Author/s
Feb 22, 2017
Topics Policymaking


In late December, Narendra Modi launched a fierce defence of his decision the previous month to scrap two of India's highest denomination rupee notes. The Indian prime minister's move had been staggeringly disruptive, forcing hundreds of millions of people to line up for hours outside banks. But Modi hailed it as a triumph in his battle to curtail the country's black economy. This is the beginning of the end of the corrupt, he told a crowd in Mumbai, the financial capital.

Economists begged to differ. Many criticised the measure's haphazard implementation and predicted it would needlessly dent growth. Others questioned its effectiveness as a means of targeting everyone from outright criminals to dodgy politicians, and the suitcases of illicit cash they were imagined to keep. Instead, demonetisation smacked of authoritarian populism: a dramatic but ineffective gesture designed to unite the angry masses against the wealthy.

If that was Modi's aim, he has been undeniably successful. Despite the mass inconvenience, by most accounts demonetisation remains popular, a fact that only serves to illustrate the depth of public unhappiness over India's endemic problems of graft and the political class that in many ways embodies them.

That same public anger sits somewhat oddly, however, next to the central finding of a fascinating new book by the political scientist Milan Vaishnav. In When Crime Pays, he examines a specific variant of the corruption that has grown within India's body politic over recent years, namely the intertwining of politics and criminality, and the fact that voters increasingly elect candidates with criminal records.

Here the statistics are shocking. Among parliamentarians elected in the 2004 general election, 12 per cent faced serious pending cases on charges ranging from kidnapping to murder. By 2014, the year in which Modi won his electoral landslide, the figure had rocketed up to 21 per cent. During India's three most recent national polls, a candidate facing criminal charges has been almost three times more likely to win a seat in parliament than one who was not.

This is clearly surprising. In most countries, political parties shun candidates tainted by criminality. In India, they embrace them. And while demonetisation shows that Indians are furious about corruption in general terms, they often pass up the chance to throw the rascals out and instead support its beneficiaries at the ballot box.

Voters are not necessarily blind to the predilections of the political class: many voters vote for politicians because, rather than in spite, of their criminal reputations, Vaishnav writes. Why? The author's explanation, at once persuasive and tragic, is that each has something to gain.

Historically, political parties came to rely on underworld figures to provide both cash and muscle to cajole voters. Now many of these have cut out the middleman. Politicians make use of us...But after the elections they earn the social status and power and we are treated as criminals, Vaishnav quotes one alleged gangster from the northern state of Bihar as saying. So I stopped helping the politicians and decided to contest the elections.
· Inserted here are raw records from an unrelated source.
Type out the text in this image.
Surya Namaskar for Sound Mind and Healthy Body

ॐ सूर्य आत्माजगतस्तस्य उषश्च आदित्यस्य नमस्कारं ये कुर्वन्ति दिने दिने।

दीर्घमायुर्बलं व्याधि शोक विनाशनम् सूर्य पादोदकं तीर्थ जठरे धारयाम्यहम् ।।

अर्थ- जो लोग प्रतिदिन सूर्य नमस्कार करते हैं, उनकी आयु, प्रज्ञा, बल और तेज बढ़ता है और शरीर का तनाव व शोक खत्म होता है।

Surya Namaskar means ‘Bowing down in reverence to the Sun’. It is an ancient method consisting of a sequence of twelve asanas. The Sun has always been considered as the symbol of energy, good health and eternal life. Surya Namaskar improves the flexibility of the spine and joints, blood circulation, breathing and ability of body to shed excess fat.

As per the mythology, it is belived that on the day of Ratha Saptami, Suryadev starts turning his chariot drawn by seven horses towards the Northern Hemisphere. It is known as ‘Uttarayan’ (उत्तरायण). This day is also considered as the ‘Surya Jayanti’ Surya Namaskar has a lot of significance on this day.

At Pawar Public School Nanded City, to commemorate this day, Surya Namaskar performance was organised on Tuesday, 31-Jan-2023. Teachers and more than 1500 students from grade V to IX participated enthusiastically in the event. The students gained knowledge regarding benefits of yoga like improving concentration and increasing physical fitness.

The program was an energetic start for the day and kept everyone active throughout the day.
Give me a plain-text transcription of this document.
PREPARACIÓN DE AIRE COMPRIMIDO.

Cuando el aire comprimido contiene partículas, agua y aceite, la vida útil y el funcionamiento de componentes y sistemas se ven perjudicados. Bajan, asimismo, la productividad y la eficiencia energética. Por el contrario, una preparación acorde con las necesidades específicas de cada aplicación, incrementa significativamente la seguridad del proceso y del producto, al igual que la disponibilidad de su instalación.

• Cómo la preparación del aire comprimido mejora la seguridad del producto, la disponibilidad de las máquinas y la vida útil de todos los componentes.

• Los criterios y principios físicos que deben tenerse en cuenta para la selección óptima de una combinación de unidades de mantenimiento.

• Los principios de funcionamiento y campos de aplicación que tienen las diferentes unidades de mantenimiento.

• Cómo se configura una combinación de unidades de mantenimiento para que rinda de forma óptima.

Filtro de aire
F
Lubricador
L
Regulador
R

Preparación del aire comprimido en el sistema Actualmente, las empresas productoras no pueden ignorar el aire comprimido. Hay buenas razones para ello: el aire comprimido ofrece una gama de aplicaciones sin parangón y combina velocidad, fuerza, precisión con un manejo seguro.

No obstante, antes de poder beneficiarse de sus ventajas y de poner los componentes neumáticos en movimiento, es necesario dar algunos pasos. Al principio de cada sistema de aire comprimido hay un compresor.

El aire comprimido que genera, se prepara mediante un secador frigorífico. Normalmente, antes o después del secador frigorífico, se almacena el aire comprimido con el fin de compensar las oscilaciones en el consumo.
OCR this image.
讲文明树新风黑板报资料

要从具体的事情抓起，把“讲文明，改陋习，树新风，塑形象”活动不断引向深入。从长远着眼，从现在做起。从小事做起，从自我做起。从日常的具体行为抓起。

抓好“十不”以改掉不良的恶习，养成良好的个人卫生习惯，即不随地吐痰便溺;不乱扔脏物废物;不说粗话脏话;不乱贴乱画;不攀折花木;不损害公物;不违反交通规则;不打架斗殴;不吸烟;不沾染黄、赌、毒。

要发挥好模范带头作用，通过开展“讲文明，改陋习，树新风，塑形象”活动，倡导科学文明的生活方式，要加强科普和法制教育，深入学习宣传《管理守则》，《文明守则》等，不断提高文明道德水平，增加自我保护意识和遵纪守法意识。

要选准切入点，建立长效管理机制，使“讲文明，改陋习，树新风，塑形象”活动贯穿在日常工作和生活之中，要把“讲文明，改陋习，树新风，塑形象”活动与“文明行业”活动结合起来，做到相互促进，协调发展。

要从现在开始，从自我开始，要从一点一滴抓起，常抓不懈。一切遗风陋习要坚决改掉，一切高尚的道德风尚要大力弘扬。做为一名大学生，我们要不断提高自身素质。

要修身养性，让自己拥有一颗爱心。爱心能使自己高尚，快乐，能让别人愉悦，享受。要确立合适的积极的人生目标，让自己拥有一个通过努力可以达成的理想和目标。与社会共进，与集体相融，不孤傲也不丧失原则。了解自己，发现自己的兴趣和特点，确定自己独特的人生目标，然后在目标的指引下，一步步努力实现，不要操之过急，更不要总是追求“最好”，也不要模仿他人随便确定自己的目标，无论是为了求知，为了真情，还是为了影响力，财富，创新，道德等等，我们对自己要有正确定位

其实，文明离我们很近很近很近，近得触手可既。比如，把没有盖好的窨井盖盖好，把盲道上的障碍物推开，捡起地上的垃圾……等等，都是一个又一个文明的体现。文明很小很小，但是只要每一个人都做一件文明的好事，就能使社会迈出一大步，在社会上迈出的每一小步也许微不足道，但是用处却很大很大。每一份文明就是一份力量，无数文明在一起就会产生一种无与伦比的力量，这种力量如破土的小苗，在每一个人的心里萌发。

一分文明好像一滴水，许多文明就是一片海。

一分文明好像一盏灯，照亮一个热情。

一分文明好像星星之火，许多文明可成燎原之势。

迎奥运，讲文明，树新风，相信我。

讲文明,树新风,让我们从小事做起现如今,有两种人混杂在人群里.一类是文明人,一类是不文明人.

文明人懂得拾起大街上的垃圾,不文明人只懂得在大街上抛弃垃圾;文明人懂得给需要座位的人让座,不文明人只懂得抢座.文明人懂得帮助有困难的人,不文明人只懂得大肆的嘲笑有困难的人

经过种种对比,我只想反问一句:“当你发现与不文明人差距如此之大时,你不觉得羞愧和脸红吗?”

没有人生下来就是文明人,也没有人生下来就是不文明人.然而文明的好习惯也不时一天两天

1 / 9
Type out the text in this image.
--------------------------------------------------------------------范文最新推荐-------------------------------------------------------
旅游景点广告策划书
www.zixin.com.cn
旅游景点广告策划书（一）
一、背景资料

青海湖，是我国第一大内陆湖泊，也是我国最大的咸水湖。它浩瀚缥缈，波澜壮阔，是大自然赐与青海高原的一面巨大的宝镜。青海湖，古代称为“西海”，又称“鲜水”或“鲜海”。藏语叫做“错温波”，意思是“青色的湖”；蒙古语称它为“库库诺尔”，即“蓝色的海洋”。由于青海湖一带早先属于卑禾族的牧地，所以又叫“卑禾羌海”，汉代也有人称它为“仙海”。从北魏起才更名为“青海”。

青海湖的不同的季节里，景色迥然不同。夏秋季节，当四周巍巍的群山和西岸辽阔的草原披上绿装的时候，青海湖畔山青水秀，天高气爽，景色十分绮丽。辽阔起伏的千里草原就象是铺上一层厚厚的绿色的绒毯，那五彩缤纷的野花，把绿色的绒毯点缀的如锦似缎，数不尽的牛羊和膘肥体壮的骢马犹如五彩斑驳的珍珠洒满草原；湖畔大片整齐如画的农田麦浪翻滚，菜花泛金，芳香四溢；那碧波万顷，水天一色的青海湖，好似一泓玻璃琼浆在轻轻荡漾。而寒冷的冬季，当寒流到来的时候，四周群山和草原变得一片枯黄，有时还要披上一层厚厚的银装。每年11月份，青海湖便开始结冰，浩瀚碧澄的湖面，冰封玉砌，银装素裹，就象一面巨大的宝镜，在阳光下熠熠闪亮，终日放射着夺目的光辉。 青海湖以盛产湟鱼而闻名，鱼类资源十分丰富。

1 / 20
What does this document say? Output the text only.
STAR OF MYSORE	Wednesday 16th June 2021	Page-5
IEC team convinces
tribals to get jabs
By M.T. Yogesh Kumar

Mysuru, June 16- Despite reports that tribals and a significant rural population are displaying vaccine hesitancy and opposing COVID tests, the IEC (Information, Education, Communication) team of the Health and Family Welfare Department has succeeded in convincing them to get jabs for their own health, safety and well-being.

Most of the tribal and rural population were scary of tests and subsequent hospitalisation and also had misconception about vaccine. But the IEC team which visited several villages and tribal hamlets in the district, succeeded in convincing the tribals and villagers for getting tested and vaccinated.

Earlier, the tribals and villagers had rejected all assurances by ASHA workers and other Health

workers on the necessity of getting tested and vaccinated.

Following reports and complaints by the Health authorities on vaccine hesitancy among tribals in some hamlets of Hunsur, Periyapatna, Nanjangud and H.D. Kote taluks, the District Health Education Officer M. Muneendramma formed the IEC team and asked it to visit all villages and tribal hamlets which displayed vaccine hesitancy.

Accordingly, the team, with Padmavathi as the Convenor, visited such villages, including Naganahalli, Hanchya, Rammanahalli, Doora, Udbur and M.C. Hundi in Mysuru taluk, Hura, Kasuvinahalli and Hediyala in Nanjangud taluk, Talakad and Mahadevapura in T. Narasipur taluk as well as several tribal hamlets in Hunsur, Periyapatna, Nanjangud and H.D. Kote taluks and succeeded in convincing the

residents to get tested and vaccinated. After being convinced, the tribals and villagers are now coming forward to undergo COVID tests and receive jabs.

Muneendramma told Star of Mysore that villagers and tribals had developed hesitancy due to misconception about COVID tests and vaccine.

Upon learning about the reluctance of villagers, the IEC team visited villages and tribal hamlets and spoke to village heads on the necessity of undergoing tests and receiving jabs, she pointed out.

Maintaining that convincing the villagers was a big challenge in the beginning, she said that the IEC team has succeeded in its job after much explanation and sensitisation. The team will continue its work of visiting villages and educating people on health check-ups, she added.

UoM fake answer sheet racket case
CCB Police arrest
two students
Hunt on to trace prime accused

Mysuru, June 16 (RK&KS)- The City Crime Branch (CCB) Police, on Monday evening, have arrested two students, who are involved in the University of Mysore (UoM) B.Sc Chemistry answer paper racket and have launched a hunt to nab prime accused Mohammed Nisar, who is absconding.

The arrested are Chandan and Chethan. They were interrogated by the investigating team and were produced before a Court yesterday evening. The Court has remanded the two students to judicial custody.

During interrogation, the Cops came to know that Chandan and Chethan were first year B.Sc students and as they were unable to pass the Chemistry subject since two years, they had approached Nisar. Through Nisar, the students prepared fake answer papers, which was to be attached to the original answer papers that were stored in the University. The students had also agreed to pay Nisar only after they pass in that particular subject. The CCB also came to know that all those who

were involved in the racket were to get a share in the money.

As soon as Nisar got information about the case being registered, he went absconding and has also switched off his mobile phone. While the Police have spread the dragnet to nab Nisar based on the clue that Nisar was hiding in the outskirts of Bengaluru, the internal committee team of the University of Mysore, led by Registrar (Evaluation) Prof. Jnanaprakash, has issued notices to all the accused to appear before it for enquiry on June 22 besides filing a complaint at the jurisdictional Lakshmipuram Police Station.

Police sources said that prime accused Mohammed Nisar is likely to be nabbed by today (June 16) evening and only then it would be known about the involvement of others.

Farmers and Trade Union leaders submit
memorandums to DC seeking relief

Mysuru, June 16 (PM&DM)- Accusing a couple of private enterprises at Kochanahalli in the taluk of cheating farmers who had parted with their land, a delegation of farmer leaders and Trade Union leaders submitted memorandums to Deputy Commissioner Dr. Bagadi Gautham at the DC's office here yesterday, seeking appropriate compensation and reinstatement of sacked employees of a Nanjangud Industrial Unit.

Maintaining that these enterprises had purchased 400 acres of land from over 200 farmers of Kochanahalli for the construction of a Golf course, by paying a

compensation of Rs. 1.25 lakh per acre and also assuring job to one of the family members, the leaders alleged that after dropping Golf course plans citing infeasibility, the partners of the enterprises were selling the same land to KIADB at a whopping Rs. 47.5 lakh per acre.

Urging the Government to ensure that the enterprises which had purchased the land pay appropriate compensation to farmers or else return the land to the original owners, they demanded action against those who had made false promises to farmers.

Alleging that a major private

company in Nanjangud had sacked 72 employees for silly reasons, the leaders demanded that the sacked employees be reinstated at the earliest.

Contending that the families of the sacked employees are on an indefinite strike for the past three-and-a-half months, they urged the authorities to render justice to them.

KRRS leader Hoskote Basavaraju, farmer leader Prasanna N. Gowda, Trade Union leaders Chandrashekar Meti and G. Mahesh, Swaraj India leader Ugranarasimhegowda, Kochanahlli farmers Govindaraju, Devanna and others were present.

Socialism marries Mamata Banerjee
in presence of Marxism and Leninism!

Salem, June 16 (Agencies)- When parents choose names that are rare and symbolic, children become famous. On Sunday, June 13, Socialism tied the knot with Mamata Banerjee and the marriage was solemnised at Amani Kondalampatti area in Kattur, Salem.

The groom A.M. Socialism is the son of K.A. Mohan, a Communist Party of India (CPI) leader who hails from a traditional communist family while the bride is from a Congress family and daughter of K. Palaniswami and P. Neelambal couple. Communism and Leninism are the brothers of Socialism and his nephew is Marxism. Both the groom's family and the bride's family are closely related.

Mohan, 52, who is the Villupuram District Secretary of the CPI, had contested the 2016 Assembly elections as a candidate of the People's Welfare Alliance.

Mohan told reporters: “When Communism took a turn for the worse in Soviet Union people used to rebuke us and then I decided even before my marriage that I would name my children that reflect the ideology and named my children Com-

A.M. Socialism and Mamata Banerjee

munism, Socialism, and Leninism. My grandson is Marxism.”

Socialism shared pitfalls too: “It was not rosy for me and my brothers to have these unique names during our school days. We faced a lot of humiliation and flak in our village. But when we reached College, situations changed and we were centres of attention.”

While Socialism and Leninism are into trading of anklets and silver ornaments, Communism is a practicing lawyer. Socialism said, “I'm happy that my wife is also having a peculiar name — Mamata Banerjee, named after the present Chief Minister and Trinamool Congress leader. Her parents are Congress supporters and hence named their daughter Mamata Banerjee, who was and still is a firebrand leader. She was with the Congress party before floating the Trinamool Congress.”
Facing rapid increases in election costs and a proliferation of rivals, mainstream parties have welcomed these criminal candidates, mostly because they are wealthy enough to fund their own campaigns and pay the copious bribes needed to win them. And in the absence of better choices, many voters have come to view a murder or extortion charge as a sign of strength within a broken political system a perverse signal that criminal politicians are more likely to offer protection to their community, or be able to use ill-gotten wealth to deliver services that the state should provide but often does not.

Modi has promised to reverse this criminalisation. But it is firmly on show this month in Uttar Pradesh, the country's most politically important state with a population of 200m, where voting is under way in elections that Modi hopes to win, and where plenty of criminal candidates are standing.

Vaishnav suggests there is no quick fix, although a clean-up of India's party funding system would make a start. Until then, just as Modi himself reflects a broader trend towards forceful nationalist leaders, so India's criminal politicians show similar undercurrents in miniature. As anxious voters rely reluctantly on crooked strongmen, so the anger at corruption in general grows stronger.


This piece was published in The FinancialTimes on 17 February 2017.